AFTER nearly a decade at his hometown club, Jordy Crowther admits he had slipped into somewhat of a comfort zone.

However, he believes taking the chance on making a change has brought the best out of him and almost catapulted him back to square one.

Crowther had played his senior rugby league exclusively for Wakefield Trinity since debuting in 2014 before being snapped up by Warrington Wolves towards the end of last season.

He arrived at a strange time – his signing was Daryl Powell’s last piece of business as head coach and he was relieved of his duties less than a week later as Gary Chambers took over in the interim.

Nevertheless, he was able to make enough of an impact to convince The Wire to convert the short-term deal he had originally signed into a longer-term, two-year contract.

“Towards the back end of last year, I probably played the best rugby I’ve ever played,” Crowther said, reflecting on his time at the club to date.

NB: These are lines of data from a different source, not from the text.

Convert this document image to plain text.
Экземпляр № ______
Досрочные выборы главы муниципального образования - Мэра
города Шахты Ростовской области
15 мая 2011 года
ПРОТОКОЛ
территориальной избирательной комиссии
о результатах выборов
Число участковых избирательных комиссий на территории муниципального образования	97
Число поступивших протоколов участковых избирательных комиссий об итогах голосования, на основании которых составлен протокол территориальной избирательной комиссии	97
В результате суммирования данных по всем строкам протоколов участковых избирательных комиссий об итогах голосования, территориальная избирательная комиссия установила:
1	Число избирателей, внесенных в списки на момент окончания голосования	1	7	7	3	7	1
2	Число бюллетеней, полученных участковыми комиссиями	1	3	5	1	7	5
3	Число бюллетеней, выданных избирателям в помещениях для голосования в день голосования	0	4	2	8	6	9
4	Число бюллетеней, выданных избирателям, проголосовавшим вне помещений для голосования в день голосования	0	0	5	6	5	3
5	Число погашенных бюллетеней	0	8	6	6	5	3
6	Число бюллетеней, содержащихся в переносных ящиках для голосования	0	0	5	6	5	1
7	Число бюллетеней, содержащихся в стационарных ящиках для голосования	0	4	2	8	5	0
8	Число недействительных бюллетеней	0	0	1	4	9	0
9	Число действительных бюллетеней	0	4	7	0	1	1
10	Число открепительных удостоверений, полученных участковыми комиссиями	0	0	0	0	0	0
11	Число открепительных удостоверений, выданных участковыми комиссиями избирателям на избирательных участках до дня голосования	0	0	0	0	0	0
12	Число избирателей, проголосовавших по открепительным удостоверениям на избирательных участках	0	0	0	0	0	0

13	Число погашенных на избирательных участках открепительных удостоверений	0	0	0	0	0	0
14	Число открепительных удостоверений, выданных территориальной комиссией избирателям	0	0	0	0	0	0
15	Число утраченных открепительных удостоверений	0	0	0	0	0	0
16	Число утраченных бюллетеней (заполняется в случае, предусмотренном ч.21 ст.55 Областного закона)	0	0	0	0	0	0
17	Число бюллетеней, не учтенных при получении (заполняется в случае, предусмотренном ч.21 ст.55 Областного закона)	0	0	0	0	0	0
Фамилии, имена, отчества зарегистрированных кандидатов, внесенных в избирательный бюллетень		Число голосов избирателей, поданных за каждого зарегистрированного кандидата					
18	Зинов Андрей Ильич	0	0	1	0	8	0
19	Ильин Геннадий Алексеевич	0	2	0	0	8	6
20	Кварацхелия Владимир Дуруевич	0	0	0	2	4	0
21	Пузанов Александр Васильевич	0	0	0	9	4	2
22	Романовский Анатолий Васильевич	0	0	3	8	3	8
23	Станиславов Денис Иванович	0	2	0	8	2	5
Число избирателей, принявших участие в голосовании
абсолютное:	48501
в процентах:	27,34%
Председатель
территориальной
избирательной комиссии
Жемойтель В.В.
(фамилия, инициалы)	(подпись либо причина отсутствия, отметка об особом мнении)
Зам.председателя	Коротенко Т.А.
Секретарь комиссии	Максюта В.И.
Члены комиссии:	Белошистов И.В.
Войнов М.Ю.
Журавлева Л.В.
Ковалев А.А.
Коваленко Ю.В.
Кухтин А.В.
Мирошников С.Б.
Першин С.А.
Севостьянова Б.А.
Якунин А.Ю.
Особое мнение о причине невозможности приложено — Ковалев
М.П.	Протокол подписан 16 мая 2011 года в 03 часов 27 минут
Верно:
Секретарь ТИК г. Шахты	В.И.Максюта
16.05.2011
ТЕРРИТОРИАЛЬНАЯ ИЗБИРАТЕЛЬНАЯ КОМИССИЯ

“I’d been at Wakefield for nine-and-a-half years and I’d probably got a bit too comfortable.

“I fancied a bit of a change and it was like I was 17 again and trying to earn my stripes in a debut season.

“It took a lot of pressure off me and made me focus on my game, so I’m really enjoying it.

“As soon as I arrived, I was chomping at the bit to try and stay. Everyone made me and my family feel welcome and I couldn’t say a bad word about anybody here.

“When the opportunity came up to stay, I knew I had to repay that and get it done.”

Making Crowther’s move permanent was one of the first decisions Sam Burgess signed off on when his appointment as head coach for 2024 was confirmed.

And aside from missing two matches earlier in the year through a combination of suspension and concussion protocol, he has been ever-present in the South Sydney and England legend’s selections thus far.

“He’s the best there’s been in the game especially as a middle – he’s been there and done everything,” Crowther said.

“If I can pick his brain and take things from him, it’s only going to make me better.

“He’s a really good man-manager as well – he puts his arm around you when needed and sometimes, that’s all you need.”

So given his enjoyment of life at Warrington, can we expect a move over the Pennines from his native Yorkshire.

With wife Bethany and their daughter Frankie at home, it would appear that may have to wait although he insists the M62 commutes have not become a chore just yet.

“I’ve been trying to talk my Mrs into it,” he said.

“Because we’ve got a newborn, she wants to stay that bit closer to family, which is fine.

“It’s not too bad on a clear run to get in – it only takes about an hour.

“It’s just on the way home when you get stuck in traffic where moving over here seems like a better idea!”